FileNotFoundError: [Errno 2] No such file or directory: 'cmake'
or
subprocess.CalledProcessError: Command '['make', '_lightgbm', ...]' returned non-zero exit status 2."
This is because pip is attempting to compile
lib_lightgbm
- the C library for LightGBM. The compile process needs cmake
as well as Open MP
. To install this on a MacOS, try this first:brew install cmake libomp
(with explicit feature and tag column prefixes)
prediction_id | prediction_ts | user_id | tags/zone | feature/metropolitan_area | industry | prediction_score | actual_score | prediction_label | actual_label |
---|---|---|---|---|---|---|---|---|---|
1fcd50f4689 | 1637538845 | 82256 | us-east-1 | 1PA | engineering | 0.07773696 | 0 | No Claims | No Claims |
(without explicit feature column prefixes for implicit ingestion)
prediction_id | prediction_ts | user_id | tags/zone | metropolitan_area | industry | prediction_score | actual_score | prediction_label | actual_label |
---|---|---|---|---|---|---|---|---|---|
1fcd50f4689 | 1637538845 | 82256 | us-east-1 | 1PA | engineering | 0.07773696 | 0 | No Claims | No Claims |
{
"prediction_id": "prediction_id",
"timestamp": "prediction_ts",
"features": "feature/", # omit this row and feature/ column label prefix for implicit ingestion (must pick explicit or implicit)
"prediction_score": "prediction_score",
"prediction_label": "prediction_label",
"actual_score": "actual_score",
"actual_label": "actual_label",
"tags": "tag/", # requires explicit column declaration
"shap_values": "shap/", # requires explicit column declaration
"exclude": ["user_id"]
}
When you log prediction data into Arize using the Python SDK, there are two ways to check the status depending on which mode is chosen.
Batch: The pandas logger named
arize.pandas
returns a response so you can check the status with response.status_code
Real-time: The logger named
arize.log
returns a future
. See example:import concurrent.futures as cf
def arize_responses_helper(responses):
"""
responses: a list of responses from Arize
returns: None
"""
for response in cf.as_completed(responses):
res = response.result()
if res.status_code != 200:
raise ValueError(f'failed with code {res.status_code}, {res.text}')
# Logging to Arize, returns a list of responses
responses = arize.log(...) # your log call
# Check responses!
arize_responses_helper(responses)
After receiving a
200
response code, head over to your model's Data Ingestion Tab to confirm that Arize has received your data.The model's inferences are indexed by the received timestamp, NOT the timestamp of the inferences.

They are treated as separate observations.
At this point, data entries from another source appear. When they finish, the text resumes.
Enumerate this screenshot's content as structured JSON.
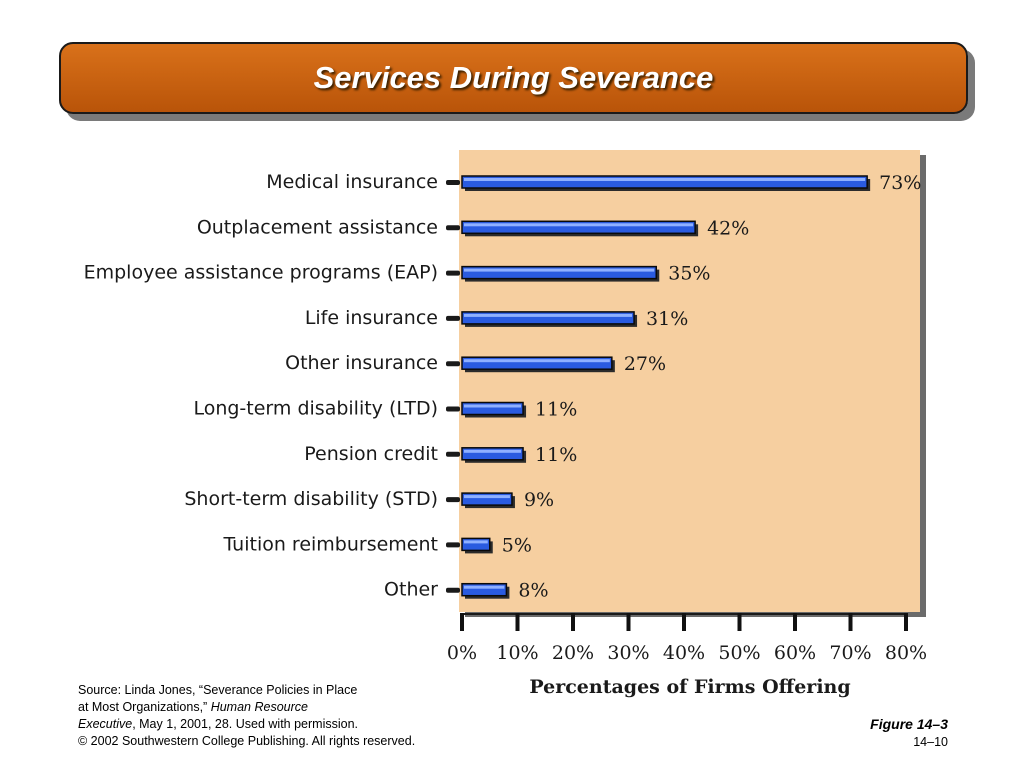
{
  "slide": {
    "title": "Services During Severance",
    "source_line1": "Source: Linda Jones, “Severance Policies in Place",
    "source_line2_plain": "at Most Organizations,” ",
    "source_line2_italic": "Human Resource",
    "source_line3_italic": "Executive",
    "source_line3_plain": ", May 1, 2001, 28. Used with permission.",
    "copyright": "© 2002 Southwestern College Publishing. All rights reserved.",
    "figure_label": "Figure 14–3",
    "page_number": "14–10"
  },
  "colors": {
    "title_bar": "#c8600e",
    "plot_background": "#f6cfa0",
    "bar": "#2a5be0",
    "bar_outline": "#0a0a0a"
  },
  "chart_data": {
    "type": "bar",
    "orientation": "horizontal",
    "categories": [
      "Medical insurance",
      "Outplacement assistance",
      "Employee assistance programs (EAP)",
      "Life insurance",
      "Other insurance",
      "Long-term disability (LTD)",
      "Pension credit",
      "Short-term disability (STD)",
      "Tuition reimbursement",
      "Other"
    ],
    "values": [
      73,
      42,
      35,
      31,
      27,
      11,
      11,
      9,
      5,
      8
    ],
    "value_labels": [
      "73%",
      "42%",
      "35%",
      "31%",
      "27%",
      "11%",
      "11%",
      "9%",
      "5%",
      "8%"
    ],
    "xlabel": "Percentages of Firms Offering",
    "xlim": [
      0,
      80
    ],
    "xticks": [
      0,
      10,
      20,
      30,
      40,
      50,
      60,
      70,
      80
    ],
    "xtick_labels": [
      "0%",
      "10%",
      "20%",
      "30%",
      "40%",
      "50%",
      "60%",
      "70%",
      "80%"
    ],
    "grid": false,
    "legend": "none"
  }
}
This would mean that 2 predictions sent with the same prediction ID would count as 2 predictions in the platform. If there was an
actual
sent for both predictions, it would show up as 2 separate predictions with both having a corresponding matching actual.We currently support the following data types for the corresponding columns.
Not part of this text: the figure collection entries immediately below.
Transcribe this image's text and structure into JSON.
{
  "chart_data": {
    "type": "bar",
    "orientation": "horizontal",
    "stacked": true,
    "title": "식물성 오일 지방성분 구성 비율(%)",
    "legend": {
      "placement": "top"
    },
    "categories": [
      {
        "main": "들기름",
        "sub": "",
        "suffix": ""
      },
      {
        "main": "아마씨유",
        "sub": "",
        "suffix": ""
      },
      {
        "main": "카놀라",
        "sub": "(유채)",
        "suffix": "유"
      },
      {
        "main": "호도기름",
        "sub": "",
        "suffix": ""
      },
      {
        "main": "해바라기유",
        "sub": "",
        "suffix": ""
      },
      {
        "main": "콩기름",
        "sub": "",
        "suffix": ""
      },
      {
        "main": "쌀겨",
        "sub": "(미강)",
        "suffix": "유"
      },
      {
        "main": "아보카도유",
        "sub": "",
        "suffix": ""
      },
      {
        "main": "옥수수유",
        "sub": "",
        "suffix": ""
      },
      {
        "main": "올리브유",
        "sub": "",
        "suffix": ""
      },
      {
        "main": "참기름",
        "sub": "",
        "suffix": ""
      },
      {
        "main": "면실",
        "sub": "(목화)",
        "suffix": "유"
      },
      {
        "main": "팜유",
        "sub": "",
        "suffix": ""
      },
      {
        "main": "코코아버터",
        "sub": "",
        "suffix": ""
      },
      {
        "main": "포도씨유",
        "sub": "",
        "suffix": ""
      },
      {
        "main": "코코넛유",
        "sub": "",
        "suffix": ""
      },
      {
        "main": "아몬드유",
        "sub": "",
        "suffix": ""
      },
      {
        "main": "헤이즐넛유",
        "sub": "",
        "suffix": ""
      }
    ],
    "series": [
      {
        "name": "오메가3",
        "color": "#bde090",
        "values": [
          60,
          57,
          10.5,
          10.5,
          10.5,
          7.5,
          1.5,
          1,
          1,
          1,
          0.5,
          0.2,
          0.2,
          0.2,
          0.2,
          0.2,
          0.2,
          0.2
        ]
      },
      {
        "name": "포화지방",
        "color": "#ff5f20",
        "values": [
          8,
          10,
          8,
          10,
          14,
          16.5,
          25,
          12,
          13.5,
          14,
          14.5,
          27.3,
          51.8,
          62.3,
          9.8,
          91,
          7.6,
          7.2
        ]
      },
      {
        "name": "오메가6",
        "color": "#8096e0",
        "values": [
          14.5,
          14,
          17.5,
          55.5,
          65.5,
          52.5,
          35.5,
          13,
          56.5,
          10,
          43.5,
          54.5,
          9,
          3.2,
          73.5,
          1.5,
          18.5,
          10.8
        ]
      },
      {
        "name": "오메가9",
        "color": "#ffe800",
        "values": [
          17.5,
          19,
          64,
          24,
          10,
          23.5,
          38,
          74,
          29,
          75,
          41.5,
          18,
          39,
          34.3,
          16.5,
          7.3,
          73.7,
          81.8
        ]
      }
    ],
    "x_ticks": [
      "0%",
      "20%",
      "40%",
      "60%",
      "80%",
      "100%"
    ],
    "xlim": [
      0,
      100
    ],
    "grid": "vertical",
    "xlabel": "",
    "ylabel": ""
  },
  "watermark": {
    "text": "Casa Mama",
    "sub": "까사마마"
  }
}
Column Type | Supported Data Types |
---|---|
Features | int, float, str, bool |
Prediction ID | int, str |
Prediction Timestamps | int, float, date, datetime |
Prediction Score | int, float |
Actual Score | int, float |
SHAP values | int, float |
Supported data types for Prediction and Actual labels and scores depend on the model types.
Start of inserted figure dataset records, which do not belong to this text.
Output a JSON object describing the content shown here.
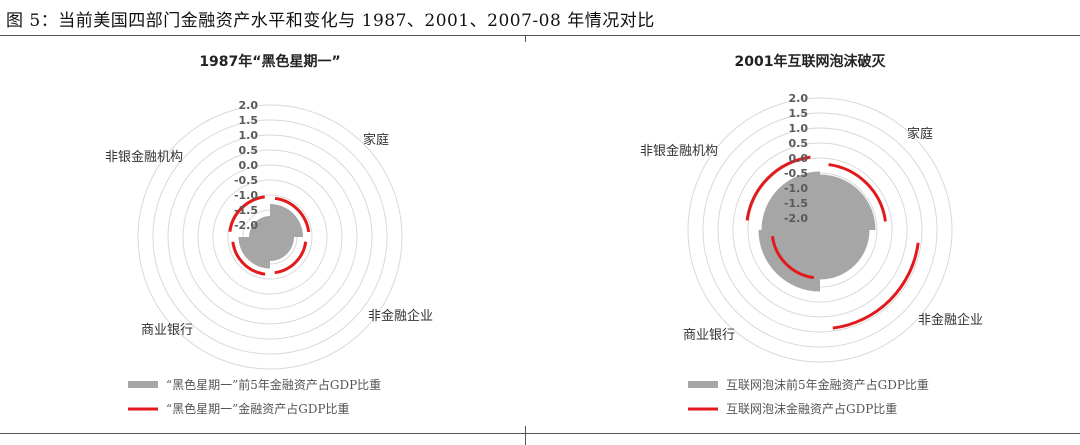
{
  "figure_title": "图 5：当前美国四部门金融资产水平和变化与 1987、2001、2007-08 年情况对比",
  "chart_data": [
    {
      "type": "radar",
      "title": "1987年“黑色星期一”",
      "categories": [
        "家庭",
        "非金融企业",
        "商业银行",
        "非银金融机构"
      ],
      "radial_ticks": [
        "2.0",
        "1.5",
        "1.0",
        "0.5",
        "0.0",
        "-0.5",
        "-1.0",
        "-1.5",
        "-2.0"
      ],
      "rlim": [
        -2.0,
        2.0
      ],
      "series": [
        {
          "name": "“黑色星期一”前5年金融资产占GDP比重",
          "style": "area",
          "color": "#a6a6a6",
          "values": [
            -1.3,
            -1.6,
            -1.35,
            -1.7
          ]
        },
        {
          "name": "“黑色星期一”金融资产占GDP比重",
          "style": "line",
          "color": "#e31a1c",
          "values": [
            -1.1,
            -1.2,
            -1.15,
            -1.05
          ]
        }
      ]
    },
    {
      "type": "radar",
      "title": "2001年互联网泡沫破灭",
      "categories": [
        "家庭",
        "非金融企业",
        "商业银行",
        "非银金融机构"
      ],
      "radial_ticks": [
        "2.0",
        "1.5",
        "1.0",
        "0.5",
        "0.0",
        "-0.5",
        "-1.0",
        "-1.5",
        "-2.0"
      ],
      "rlim": [
        -2.0,
        2.0
      ],
      "series": [
        {
          "name": "互联网泡沫前5年金融资产占GDP比重",
          "style": "area",
          "color": "#a6a6a6",
          "values": [
            -0.55,
            -0.75,
            -0.35,
            -0.45
          ]
        },
        {
          "name": "互联网泡沫金融资产占GDP比重",
          "style": "line",
          "color": "#e31a1c",
          "values": [
            -0.2,
            0.9,
            -0.8,
            0.05
          ]
        }
      ]
    }
  ]
}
Column Type | Score Categorical | Numeric |
---|---|---|
Prediction Label | str | int, float |
Actual Label | str | int, float |
Prediction Score | int, float | NA |
Actual Score | int, float | NA |
Actual Numeric Sequence | List[int, float] | NA |
Arize requires at least one prediction, actual, or feature importance column, but if all are missing, Arize will reject the dataset.
Arize generally accepts null values within prediction and actual columns. In order to successfully ingest null values while still constructing valid records in Arize, each row much contain least one non-null prediction, actual, or feature importance value.
For example, in the case of a regression model, it's common for actuals (ground truth) to miss values. In this case, the actuals column will include null values and non-null values. For the rows where an actual is null, a prediction value or feature importance value is required to construct a valid record.
They are accepted and treated as empty.
If you include a
prediction_id
column with null values within the column, Arize will reject the column.